Deb Amory, Assistant Professor of Anthropology at the State University of New York at Purchase, presented a creative and challenging talk on Gay Globalization in the CLAGS Colloquium Series in March, using her research on a group of urban same-gender loving men in Kenya.
Amory argues against thinking of ‘gay globalization’ as a single, simple monolithic thing. Instead, she accents the importance of the growing international lesbi-gay-trans-queer human rights movement, and the emergence of a set of recognized media symbols, i.e. rainbow flags, gay pride parades, drag queens, and what she refers to as “the Kiss.” Using a selection of Associated Press photos collected from a purposely casual search (generated from plugging in the word “gay” on her browser) Amory shows us how ubiquitous these symbols have become, though primarily in a western context.
Rather than using the omnipresence of these symbols (even in parts of Africa) as an argument for the depth of globalization, Amory challenges us to ‘visualize’ what it is like to be gay in Africa in terms of ‘layering modernities.’ Here she refers to the layers of our experience as ‘modern gays’, and how those layers are interconnected but still very different from each other. Since the conventionally recognized symbols of “gay” life (rainbow flags, the Kiss, etc.) are absent from Kenyan Kuchu visualizations, Amory argues that we are seeing not a globalization of gay cultures, but the layering of queer modernities.

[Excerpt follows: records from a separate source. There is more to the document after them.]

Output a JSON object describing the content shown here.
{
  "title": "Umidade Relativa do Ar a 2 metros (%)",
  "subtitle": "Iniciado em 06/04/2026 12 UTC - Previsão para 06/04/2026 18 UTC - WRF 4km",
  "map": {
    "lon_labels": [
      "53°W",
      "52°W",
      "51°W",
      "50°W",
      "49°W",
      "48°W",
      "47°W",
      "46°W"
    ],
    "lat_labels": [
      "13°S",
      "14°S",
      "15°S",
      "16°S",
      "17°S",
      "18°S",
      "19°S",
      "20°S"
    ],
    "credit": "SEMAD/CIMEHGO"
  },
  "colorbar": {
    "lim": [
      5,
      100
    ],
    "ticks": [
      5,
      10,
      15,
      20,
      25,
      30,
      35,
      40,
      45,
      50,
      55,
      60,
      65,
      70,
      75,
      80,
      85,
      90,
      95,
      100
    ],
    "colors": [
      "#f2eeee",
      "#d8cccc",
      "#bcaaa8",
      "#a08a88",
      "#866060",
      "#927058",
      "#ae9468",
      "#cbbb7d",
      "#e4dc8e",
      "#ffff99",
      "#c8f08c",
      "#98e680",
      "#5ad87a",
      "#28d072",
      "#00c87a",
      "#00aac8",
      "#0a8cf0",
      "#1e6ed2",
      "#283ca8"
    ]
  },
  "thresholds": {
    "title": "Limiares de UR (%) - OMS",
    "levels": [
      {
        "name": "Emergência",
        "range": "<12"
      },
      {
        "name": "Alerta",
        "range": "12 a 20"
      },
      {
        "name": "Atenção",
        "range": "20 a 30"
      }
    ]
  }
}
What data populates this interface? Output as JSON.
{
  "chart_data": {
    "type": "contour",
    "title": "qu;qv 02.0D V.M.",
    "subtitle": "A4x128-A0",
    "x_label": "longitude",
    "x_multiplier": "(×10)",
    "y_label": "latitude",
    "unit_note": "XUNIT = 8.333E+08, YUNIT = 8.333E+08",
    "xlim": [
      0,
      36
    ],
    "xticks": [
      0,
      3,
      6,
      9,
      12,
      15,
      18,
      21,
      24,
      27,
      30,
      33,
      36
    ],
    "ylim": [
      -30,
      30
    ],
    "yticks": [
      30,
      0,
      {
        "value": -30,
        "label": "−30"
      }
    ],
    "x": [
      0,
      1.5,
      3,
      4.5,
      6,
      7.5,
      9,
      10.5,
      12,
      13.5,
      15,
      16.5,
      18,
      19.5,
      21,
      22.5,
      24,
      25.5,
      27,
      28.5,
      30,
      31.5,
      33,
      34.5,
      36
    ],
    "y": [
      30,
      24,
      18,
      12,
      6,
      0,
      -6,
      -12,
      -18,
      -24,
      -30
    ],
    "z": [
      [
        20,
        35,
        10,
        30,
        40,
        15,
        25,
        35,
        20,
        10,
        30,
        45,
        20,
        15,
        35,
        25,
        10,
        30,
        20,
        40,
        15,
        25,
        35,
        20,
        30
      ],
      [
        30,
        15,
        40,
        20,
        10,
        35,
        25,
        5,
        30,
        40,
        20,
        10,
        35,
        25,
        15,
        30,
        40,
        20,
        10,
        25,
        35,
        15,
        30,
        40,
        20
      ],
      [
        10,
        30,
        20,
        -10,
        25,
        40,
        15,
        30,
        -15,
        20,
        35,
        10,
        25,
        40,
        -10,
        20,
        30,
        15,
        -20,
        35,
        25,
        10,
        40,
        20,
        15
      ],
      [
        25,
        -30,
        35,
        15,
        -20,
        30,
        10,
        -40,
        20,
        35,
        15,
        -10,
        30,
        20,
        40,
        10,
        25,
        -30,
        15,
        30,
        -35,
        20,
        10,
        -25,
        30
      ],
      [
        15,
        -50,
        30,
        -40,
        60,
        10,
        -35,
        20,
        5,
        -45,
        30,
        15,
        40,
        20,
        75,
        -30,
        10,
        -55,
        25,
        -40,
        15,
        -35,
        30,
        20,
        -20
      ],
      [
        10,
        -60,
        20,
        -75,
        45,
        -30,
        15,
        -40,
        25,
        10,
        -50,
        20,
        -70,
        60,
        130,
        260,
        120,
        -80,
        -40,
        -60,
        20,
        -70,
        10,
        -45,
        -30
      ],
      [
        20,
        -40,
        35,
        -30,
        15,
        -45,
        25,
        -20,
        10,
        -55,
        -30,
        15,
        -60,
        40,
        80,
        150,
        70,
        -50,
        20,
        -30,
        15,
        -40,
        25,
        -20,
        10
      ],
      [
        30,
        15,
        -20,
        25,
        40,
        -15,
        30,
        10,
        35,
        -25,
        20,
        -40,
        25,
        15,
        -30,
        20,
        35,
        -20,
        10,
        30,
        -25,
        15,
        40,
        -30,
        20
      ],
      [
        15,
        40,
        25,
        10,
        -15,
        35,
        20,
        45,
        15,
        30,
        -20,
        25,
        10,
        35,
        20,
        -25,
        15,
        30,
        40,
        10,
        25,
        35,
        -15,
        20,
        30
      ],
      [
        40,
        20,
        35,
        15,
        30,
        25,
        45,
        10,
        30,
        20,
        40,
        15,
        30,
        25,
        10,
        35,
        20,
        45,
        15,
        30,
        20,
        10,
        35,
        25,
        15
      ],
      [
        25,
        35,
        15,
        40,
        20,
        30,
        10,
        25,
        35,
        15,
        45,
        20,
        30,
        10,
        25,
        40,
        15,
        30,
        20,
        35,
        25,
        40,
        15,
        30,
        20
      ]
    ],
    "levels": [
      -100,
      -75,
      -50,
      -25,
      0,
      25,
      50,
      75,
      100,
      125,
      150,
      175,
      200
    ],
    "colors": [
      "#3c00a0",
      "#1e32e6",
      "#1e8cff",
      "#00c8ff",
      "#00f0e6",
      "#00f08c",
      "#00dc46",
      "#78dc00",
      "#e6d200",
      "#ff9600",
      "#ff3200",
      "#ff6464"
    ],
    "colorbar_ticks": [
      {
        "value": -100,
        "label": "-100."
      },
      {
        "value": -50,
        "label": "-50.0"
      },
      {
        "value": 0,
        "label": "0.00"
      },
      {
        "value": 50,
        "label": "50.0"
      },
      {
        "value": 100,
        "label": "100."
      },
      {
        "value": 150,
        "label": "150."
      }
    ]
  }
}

Amory’s field research (and friendship) was among a group of young men in Nairobi, Kenya’s capital, who describe themselves as “kuchu.” The term comes from a Bantu-ization of the slang English word, “coochie,” and which the young men use to identify their crew of young, urban, mostly effeminate homosexual men. While she spent some time trying to configure the kuchu world into the rest of Kenyan “queer” culture, much of Amory’s talk focused on describing kuchu culture, and letting the testimonies and photographs of the men speak for themselves.
By presenting a series of what she termed “visualizations,” (images and musings on the culture and lives of kuchu in Kenya), Amory helps us to see both the intersections and cleavages between Kenyan and global gay culture. Kuchu may craft their public identities based on Black gay characters in western media, but they do so in ways uniquely African. The fiercest diva in Nairobi dons the moniker not of Madonna, but calls herself “Miss Angelique Kidjoe.” Amory observed that even in the casual teasing during which these men create community and define themselves, they embrace symbols of power and wealth. For the young men, many of whom are sex workers, Bill Gates is the ultimate husband. One cannot help but make comparisons with the Ball Culture in Black gay urban culture in the U.S., where Gucci and Prada are the symbols of acceptance into the national culture. According to Amory, “the layers of experience are produced from the differences that are the result of structural inequalities — differences of class, of race, of gender.
Amory’s research is particularly important in the context of the viciously anti-gay rhetoric of Kenyan president Daniel Arap Moi. Moi has recently joined the ranks of the heads- of-state of Zimbabwe and Uganda in attacking gays and lesbians. Rather than driving queer culture in Africa underground, these attacks seem to be engendering well- organized responses by self-identified African gays and lesbians. In fact, the globalization of state-inspired homophobia is likely to lead to greater visibility for kuchu and other same-gender loving men and women in Africa, both locally and internationally. Though we may never see a gay pride parade bounding down Kenyatta Avenue, and “the Kiss” may never grace the front page of the East African Standard, non-Western cultural responses to homophobia will necessarily broaden our list of symbols.